Ihr Trainer Pal Dardai nennt Sie einen "Muster-Profi": zuverlässig, fleißig, ein Teamplayer. Was macht den ruhigen Peter Pekarik sauer?

Mein natürlicher Charakter spielt dabei eine große Rolle. Ich bin ein positiver Mensch, der in jedem Hindernis eine neue Herausforderung sucht. In meiner Laufbahn habe ich mich nie von etwas unterkriegen lassen. Natürlich gab es viele Prüfungen und Herausforderungen, die es zu meistern galt. Ich habe immer erkannt, dass mir Jammern nichts bringt und mein Problem nicht löst. Ich halte mich immer an meinen Plan, weniger zu reden und mehr an mir zu arbeiten. Mit diesem Ansatz habe ich mir in meiner Karriere alle meine Fußballträume erfüllt.

Profi-Trainer, Jugend-Trainer, Management-Bereich: Wo sehen Sie Ihre berufliche Zukunft?
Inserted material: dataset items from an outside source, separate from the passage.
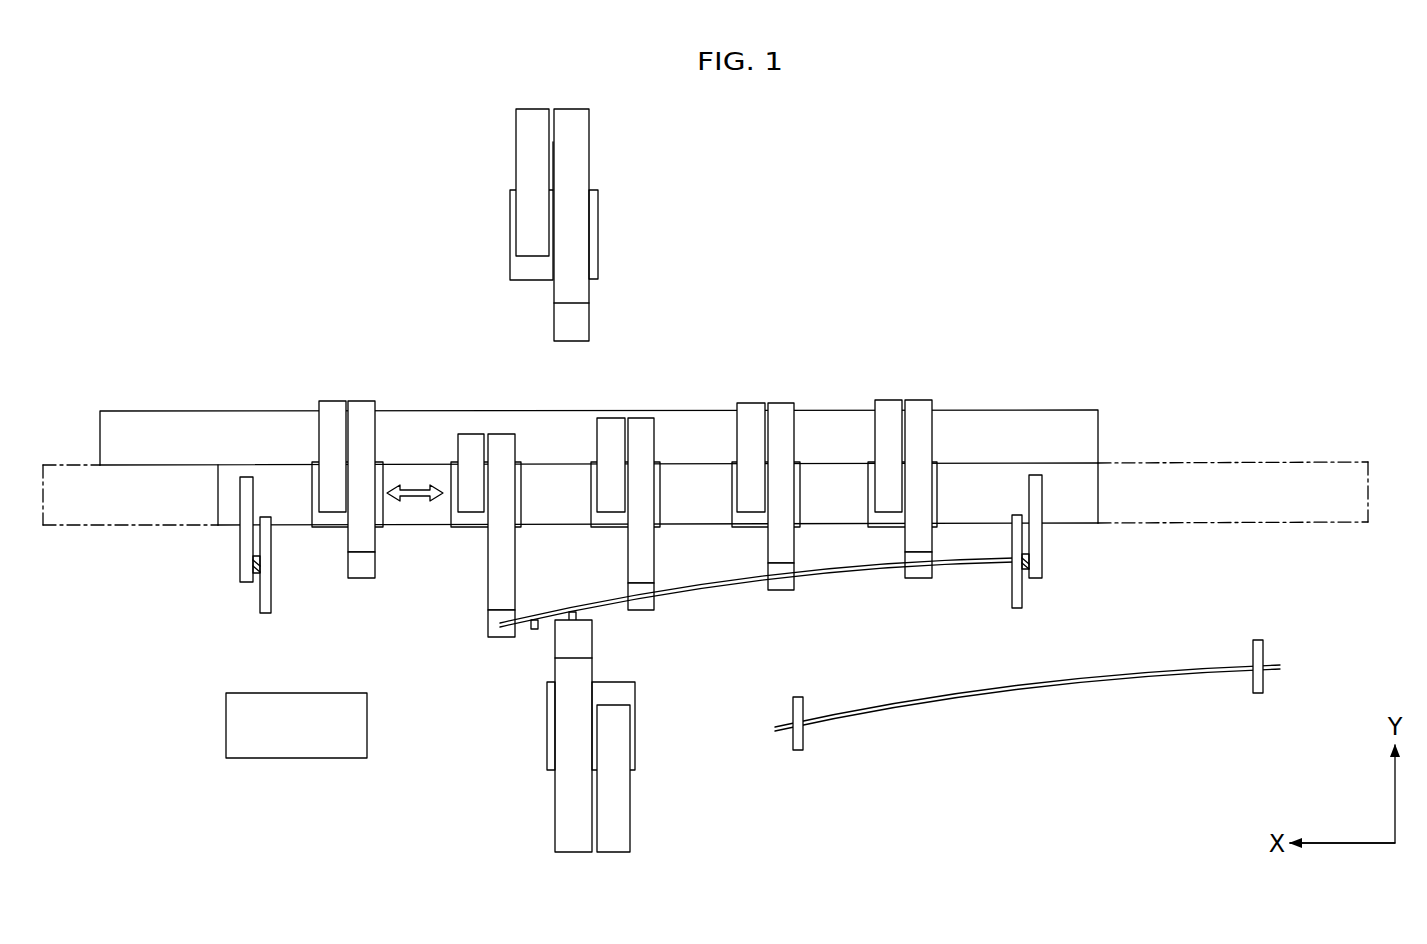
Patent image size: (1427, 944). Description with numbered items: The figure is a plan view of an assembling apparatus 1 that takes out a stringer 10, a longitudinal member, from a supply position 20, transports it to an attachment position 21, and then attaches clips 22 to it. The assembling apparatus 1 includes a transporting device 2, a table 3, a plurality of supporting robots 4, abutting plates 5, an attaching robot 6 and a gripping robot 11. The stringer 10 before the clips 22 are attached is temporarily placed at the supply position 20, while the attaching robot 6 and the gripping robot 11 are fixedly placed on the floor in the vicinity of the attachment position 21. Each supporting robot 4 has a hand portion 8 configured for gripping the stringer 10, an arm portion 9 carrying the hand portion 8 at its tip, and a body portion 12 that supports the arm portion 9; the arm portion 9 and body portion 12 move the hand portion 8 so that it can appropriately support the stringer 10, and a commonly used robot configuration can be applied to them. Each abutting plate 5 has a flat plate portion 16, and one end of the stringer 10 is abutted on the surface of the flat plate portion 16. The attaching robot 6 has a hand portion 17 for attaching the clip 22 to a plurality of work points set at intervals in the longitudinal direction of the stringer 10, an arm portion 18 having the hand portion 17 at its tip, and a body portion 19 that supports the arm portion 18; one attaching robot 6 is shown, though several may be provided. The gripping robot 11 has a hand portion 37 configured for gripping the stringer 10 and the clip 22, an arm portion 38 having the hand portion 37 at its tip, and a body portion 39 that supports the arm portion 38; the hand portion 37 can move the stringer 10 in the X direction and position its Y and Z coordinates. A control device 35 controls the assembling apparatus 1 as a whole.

The assembling apparatus 1 is at (599, 335).
The transporting device 2 is at (1033, 428).
The table 3 is at (425, 515).
The supporting robot 4 is at (647, 481).
The abutting plate 5 is at (647, 581).
The attaching robot 6 is at (605, 736).
The hand portion 8 is at (363, 572).
The arm portion 9 is at (369, 436).
The stringer 10 is at (845, 572).
The gripping robot 11 is at (553, 225).
The body portion 12 is at (330, 528).
The flat plate portion 16 is at (265, 585).
The hand portion 17 is at (557, 650).
The arm portion 18 is at (567, 810).
The body portion 19 is at (612, 694).
The supply position 20 is at (1175, 650).
The attachment position 21 is at (568, 600).
The clip 22 is at (530, 632).
The control device 35 is at (297, 760).
The hand portion 37 is at (565, 318).
The arm portion 38 is at (572, 150).
The body portion 39 is at (512, 262).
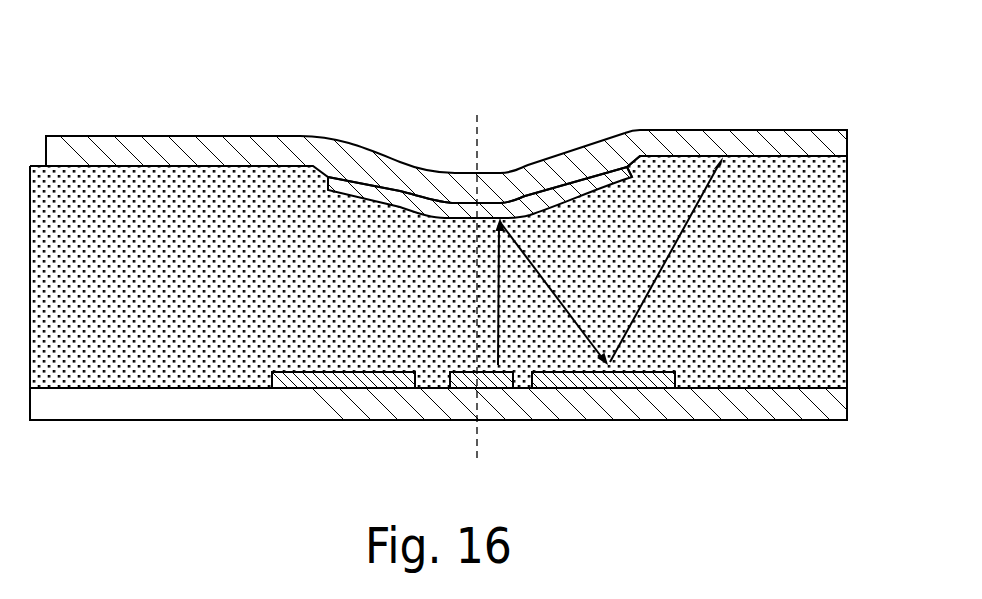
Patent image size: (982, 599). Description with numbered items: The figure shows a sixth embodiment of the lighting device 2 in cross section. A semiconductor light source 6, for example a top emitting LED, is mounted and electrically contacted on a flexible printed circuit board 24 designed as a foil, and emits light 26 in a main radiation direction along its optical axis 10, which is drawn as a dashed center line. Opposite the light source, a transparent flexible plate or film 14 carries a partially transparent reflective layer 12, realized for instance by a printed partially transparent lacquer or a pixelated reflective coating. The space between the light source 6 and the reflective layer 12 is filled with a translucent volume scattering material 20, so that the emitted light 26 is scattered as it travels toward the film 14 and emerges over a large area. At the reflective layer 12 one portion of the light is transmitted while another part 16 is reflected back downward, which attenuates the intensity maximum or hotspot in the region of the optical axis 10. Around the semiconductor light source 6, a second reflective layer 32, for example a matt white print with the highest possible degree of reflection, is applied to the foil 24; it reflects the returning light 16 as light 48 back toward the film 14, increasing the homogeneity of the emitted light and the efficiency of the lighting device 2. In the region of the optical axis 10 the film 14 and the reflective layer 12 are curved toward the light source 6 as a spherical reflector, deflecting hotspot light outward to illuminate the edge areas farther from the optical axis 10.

The lighting device 2 is at (658, 76).
The semiconductor light source 6 is at (462, 368).
The optical axis 10 is at (477, 115).
The partially transparent reflective layer 12 is at (626, 199).
The transparent plate or film 14 is at (165, 155).
The reflected part of the light 16 is at (540, 270).
The translucent volume scattering material 20 is at (155, 297).
The printed circuit board 24 is at (135, 403).
The light emitted by the semiconductor light source 26 is at (497, 270).
The second reflective layer 32 is at (328, 392).
The light reflected back towards the foil 48 is at (680, 253).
Ich habe mein ganzes Leben mit dem Fußball verbracht. Wenn der richtige Zeitpunkt gekommen ist, um meine Profikarriere zu beenden, würde ich mich sehr gerne der Jugendarbeit widmen. Ich möchte die Erfahrungen aus meiner eigenen Karriere an jüngere Generationen weitergeben und jungen Spielern bei ihrer Entwicklung helfen.

Wann und in welcher Rolle kehren Sie zu Hertha BSC zurück?

Ich habe dieses Thema gemeinsam mit Sportdirektor Benjamin Weber und "Zecke" Neuendorf (Direktor Akademie und Lizenzspielerbereich, d. Red.) besprochen. Was meine berufliche Karriere und deren Ausrichtung betrifft, haben wir uns darauf geeinigt, dass wir nach der EM über meine nächsten Schritte sprechen werden. Es gibt von beiden Seiten den Wunsch, dass ich auch nach meiner aktiven Laufbahn bei Hertha bleibe und meinen Beitrag leiste.

Hertha BSC hat turbulente Jahre hinter sich inklusive Abstieg 2023. Hat der Klub aus seinen Fehlern gelernt - und schafft er kommende Saison den Bundesliga-Aufstieg?

Im vergangenen Sommer hat in unserem Verein eine sehr positive Veränderung in diese Richtung stattgefunden. Leute, die diesen Verein in ihrer DNA haben, sind zu Hertha und dem Management zurückgekehrt. Auch wenn es nach Herthas Abstieg in die 2. Bundesliga einen großen Umbruch in unserem Team gab, hat der Verein bei der Planung der Mannschaft für diese Saison sehr gute Arbeit geleistet. Es ist eine gesunde und geschlossene Kabine entstanden, das muss auch in der nächsten Saison fortgesetzt werden. Das Projekt und die Vision unseres verstorbenen Präsidenten Kay Bernstein, der Berliner Weg, wird diese Botschaft auch in die nächsten Spielzeiten tragen. Dieses Projekt hat den gesamten Verein, die Kabine, die Vereinsmitarbeiter und die Fans noch mehr zusammengeführt. Ich glaube und wünsche mir fest, dass Hertha in der nächsten Saison den Aufstieg in die 1. Bundesliga feiern wird. Denn ein Verein mit einer so reichen Bundesliga-Geschichte und einer so großen Fangemeinde gehört definitiv in die 1. Bundesliga.

Sie sind ein Riesen-Eishockey-Fan. Gerade läuft die WM in Tschechien. Darf man als Slowake eigentlich auch tschechische Lieblingsspieler haben?

(lacht) Seit ich klein war, hat mich Fußball immer mehr angezogen als Eishockey. Aber natürlich ist Eishockey in der Slowakei sehr beliebt, ich bin ein großer Fan dieser Sportart. Mein Lieblingsspieler? Da wir früher mit der Tschechischen Republik ein Land waren, habe ich mehrere tschechische und slowakische Lieblingsspieler: Marian Hossa, Pavol Demitra, Zigmund Palffy, Marian Gaborik und Miroslav Satan, aber von tschechischer Seite genauso Jaromir Jagr und Patrik Elias.